The goal of this clinical trial is to determine the toxicity and also the efficacy of a treatment that includes the following treatment: Two medications, bortezomib and dexamethasone (or BD), followed by autologous stem cell transplantation, and a prolonged course of treatment with bortezomib and dexamethasone after transplantation. This type of treatment has been very effective in multiple myeloma. However, there is little experience with this treatment in patients who have Monoclonal Immunoglobulin Deposition Disease (MIDD) or amyloidosis. The investigators and others have treated patients who have MIDD and amyloidosis with bortezomib and autologous stem cell transplantation and have had success with this treatment. But the combination of autologous transplant with BD given before and after the transplant is a new way of treating these diseases, which the investigators believe will be very effective.
Study Type
INTERVENTIONAL
Allocation
NA
Purpose
TREATMENT
Masking
NONE
Enrollment
20
The treatment has three phases: 1\) Initial treatment phase: This phase consists of 1-3 21-day-cycles of a combination regimen that includes bortezomib 1.3 mg/m2, IV or Subcutaneous Injection (SQ), on days 1, 4, 8, and 11; and dexamethasone 40 mg PO or IV, on days 1, 4, 8, and 11. Stem cell mobilization and HDM/ASCT. Post-ASCT consolidation/maintenance treatment phase: This phase consists of six cycles of bortezomib 1.3 mg/m2, IV or (SQ) with dexamethasone 20 mg PO or IV administered on days 1, 8, 15, and 22 every 12 weeks +/- 2 weeks. Long Term Follow Up will cease when all patients on study have fulfilled the requirements for at least five follow up appointments.

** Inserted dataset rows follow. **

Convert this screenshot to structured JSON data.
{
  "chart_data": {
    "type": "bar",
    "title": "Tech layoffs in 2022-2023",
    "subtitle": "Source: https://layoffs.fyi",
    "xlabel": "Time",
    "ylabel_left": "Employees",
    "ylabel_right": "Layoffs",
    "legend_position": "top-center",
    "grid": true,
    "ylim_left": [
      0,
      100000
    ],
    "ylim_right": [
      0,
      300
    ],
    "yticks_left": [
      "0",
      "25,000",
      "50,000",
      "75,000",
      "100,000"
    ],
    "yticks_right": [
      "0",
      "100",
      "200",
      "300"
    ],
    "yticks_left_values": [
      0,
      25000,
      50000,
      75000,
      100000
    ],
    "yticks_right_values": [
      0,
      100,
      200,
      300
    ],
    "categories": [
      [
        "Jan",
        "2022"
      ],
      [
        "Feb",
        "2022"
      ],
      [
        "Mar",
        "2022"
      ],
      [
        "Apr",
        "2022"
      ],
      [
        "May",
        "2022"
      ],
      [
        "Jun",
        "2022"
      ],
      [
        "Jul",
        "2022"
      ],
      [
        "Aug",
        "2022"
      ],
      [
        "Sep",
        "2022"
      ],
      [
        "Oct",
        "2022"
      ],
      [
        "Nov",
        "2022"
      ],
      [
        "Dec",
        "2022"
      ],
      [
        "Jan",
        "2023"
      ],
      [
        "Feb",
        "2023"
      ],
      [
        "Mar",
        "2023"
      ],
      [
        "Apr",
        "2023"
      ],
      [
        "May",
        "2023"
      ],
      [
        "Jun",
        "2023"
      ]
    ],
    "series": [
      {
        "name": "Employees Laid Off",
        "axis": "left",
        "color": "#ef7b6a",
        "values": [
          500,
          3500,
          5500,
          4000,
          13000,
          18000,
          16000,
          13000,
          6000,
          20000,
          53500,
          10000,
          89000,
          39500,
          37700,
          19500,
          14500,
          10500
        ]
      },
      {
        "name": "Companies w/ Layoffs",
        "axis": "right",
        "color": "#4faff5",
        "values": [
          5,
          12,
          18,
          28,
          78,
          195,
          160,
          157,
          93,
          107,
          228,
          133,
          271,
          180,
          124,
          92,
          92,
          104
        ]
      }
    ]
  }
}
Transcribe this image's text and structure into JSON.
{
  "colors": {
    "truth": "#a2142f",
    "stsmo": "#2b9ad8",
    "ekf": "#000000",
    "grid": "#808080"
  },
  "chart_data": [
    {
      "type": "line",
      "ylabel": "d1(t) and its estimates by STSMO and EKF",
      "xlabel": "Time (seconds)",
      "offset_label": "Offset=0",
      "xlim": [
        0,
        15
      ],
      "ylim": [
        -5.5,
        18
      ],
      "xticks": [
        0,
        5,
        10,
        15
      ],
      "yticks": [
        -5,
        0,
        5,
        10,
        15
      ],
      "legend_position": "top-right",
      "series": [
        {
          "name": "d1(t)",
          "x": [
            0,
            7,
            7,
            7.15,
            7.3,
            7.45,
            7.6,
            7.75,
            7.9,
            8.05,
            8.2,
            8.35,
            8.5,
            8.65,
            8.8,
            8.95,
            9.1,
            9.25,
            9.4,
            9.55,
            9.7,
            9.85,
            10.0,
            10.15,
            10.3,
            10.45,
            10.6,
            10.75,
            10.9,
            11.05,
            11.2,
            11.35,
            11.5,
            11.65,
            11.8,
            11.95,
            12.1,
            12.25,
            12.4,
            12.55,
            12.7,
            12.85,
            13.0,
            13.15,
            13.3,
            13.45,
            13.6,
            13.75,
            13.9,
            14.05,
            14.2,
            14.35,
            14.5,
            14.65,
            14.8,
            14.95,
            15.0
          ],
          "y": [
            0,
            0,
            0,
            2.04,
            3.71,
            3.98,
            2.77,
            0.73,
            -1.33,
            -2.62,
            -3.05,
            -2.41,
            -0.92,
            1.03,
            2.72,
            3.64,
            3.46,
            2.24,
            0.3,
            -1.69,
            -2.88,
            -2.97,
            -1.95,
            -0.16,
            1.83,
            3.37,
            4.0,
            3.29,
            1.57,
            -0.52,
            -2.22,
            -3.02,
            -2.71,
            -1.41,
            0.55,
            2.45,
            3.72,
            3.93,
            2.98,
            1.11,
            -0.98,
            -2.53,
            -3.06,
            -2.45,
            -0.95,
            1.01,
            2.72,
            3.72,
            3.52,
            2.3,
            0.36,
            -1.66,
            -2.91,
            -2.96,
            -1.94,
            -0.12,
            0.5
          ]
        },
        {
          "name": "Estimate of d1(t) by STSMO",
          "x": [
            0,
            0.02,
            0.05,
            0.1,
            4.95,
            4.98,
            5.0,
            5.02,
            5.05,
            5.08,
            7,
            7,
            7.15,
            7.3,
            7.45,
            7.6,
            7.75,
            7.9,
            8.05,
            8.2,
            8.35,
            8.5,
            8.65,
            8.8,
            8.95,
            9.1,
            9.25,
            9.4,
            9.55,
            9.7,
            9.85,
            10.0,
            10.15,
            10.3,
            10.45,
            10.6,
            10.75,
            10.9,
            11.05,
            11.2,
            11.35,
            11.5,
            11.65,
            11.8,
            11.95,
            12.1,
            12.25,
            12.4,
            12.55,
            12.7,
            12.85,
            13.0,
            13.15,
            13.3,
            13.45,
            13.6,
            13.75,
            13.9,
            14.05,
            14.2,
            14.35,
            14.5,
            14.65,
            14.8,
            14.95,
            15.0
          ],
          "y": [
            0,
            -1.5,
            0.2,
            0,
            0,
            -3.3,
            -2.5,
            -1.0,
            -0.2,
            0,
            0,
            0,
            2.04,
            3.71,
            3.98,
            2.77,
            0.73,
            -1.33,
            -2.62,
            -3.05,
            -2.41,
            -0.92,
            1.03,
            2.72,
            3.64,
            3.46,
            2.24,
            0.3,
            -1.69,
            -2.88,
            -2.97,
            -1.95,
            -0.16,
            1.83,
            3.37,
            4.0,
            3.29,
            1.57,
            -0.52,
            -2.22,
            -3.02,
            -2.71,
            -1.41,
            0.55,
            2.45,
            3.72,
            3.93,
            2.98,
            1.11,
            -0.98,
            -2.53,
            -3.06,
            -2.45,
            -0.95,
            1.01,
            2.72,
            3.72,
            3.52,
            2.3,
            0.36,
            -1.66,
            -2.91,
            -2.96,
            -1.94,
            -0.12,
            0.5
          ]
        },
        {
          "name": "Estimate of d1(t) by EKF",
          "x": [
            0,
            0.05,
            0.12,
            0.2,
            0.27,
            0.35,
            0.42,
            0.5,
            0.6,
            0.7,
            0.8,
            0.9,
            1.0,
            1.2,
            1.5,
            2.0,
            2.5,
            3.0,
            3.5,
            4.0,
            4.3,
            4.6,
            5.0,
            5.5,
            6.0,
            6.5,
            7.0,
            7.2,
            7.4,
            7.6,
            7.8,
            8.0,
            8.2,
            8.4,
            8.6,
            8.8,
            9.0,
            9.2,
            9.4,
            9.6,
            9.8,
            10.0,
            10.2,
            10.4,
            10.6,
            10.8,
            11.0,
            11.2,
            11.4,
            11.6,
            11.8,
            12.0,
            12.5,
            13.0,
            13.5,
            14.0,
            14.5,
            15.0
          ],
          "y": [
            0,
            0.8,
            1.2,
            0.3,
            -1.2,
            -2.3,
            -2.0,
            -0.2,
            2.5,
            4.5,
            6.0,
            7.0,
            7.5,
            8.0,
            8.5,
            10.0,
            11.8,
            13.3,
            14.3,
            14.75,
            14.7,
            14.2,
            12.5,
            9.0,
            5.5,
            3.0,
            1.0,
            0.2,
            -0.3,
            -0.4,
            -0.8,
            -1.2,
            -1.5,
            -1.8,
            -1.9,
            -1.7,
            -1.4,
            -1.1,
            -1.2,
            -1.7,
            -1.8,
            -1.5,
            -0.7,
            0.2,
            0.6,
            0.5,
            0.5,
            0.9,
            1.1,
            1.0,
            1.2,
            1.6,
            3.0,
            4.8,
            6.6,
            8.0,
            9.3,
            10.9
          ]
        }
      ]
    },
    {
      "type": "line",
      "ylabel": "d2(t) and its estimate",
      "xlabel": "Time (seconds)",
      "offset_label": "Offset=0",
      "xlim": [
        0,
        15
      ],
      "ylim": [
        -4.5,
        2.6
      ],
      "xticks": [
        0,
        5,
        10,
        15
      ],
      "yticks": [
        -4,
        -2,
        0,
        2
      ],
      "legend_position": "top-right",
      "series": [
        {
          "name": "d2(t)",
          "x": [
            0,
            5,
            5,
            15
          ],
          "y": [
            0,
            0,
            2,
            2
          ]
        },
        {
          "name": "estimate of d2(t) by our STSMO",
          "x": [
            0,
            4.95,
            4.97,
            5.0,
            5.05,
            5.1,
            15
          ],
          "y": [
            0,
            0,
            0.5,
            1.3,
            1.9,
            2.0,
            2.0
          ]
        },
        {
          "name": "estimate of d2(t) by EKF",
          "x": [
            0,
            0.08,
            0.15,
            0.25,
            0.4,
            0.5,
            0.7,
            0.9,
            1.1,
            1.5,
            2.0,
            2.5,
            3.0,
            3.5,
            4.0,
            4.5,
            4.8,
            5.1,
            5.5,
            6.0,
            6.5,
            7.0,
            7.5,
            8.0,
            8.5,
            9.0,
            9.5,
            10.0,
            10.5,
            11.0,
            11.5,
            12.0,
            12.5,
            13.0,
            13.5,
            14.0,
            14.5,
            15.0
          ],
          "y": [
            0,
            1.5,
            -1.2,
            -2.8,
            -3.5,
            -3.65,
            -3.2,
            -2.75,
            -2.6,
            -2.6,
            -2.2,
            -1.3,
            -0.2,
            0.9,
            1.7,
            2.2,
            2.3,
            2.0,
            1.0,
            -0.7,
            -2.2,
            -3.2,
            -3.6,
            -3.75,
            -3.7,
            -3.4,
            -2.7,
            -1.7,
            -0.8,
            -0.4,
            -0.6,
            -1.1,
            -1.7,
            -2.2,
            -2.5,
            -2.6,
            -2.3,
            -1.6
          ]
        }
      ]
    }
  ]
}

Memorial Sloan Kettering Basking Ridge
Basking Ridge, New Jersey, United States
Memorial Sloan Kettering Commack
Commack, New York, United States
Memorial Sloan Kettering Westchester
Harrison, New York, United States
Memorial Sloan Kettering Cancer Center
New York, New York, United States
Memorial Sloan Kettering Rockville Centre
Rockville Centre, New York, United States
Percentage of Participants Experiencing Progression Free Survival at 12 Months
of a 3-phase comprehensive treatment approach including induction with BD followed by risk adapted HDM/ASCT, followed by consolidation/maintenance therapy with BD in patients with AL amyloidosis.
Time frame: 12 months
Participants Evaluated for Toxicity
Toxicities will be assessed according to the National Cancer Institute Common Terminology Criteria for Adverse Events (NCI CTCAE), version 4.0.
Time frame: 2 years
To Estimate the Hematologic Response Rate
\[Complete Response (CR) (Normalization of the free light chain (FLC)levels and ratio; Negative serum and urine ; \<5% plasma cells in bone marrow), Very Good Partial Response (VGPR) (Reduction in the dFLC (difference between involved \[iFLC\] and uninvolved FLC) to\<4mg/dl) and Partial Response (PR)\] (\>/= 50% reduction in the dFLC), achieved at 12 month, and at 24 months post-initiation of treatment following the 3-phase comprehensive treatment approach.
Time frame: 2 years
Organ Response - Cardiac Involvement at 12 Months
12 months post-initiation of treatment following the 3 phase comprehensive treatment approach including induction with BD, followed by risk adapted HDM/ASCT, followed by consolidation/maintenance therapy with BD in patients with AL amyloidosis.
Time frame: 12 months
Progression Free Survival at 24 Months
following the 3-phase comprehensive treatment approach including induction with BD, followed by risk adapted HDM/ASCT, followed by consolidation/maintenance therapy with BD in patients with AL amyloidosis.
Time frame: 24 months
Organ Response - Cardiac Involvement at 24 Months
24 months post-initiation of treatment following the 3 phase comprehensive treatment approach including induction with BD, followed by risk adapted HDM/ASCT, followed by consolidation/maintenance therapy with BD in patients with AL amyloidosis.
Time frame: 24 months
Organ Response - Renal Involvement at 12 Months
12 months post-initiation of treatment following the 3 phase comprehensive treatment approach including induction with BD, followed by risk adapted HDM/ASCT, followed by consolidation/maintenance therapy with BD in patients with AL amyloidosis.
Time frame: 12 months
Organ Response - Renal Involvement at 24 Months
24 months post-initiation of treatment following the 3 phase comprehensive treatment approach including induction with BD, followed by risk adapted HDM/ASCT, followed by consolidation/maintenance therapy with BD in patients with AL amyloidosis.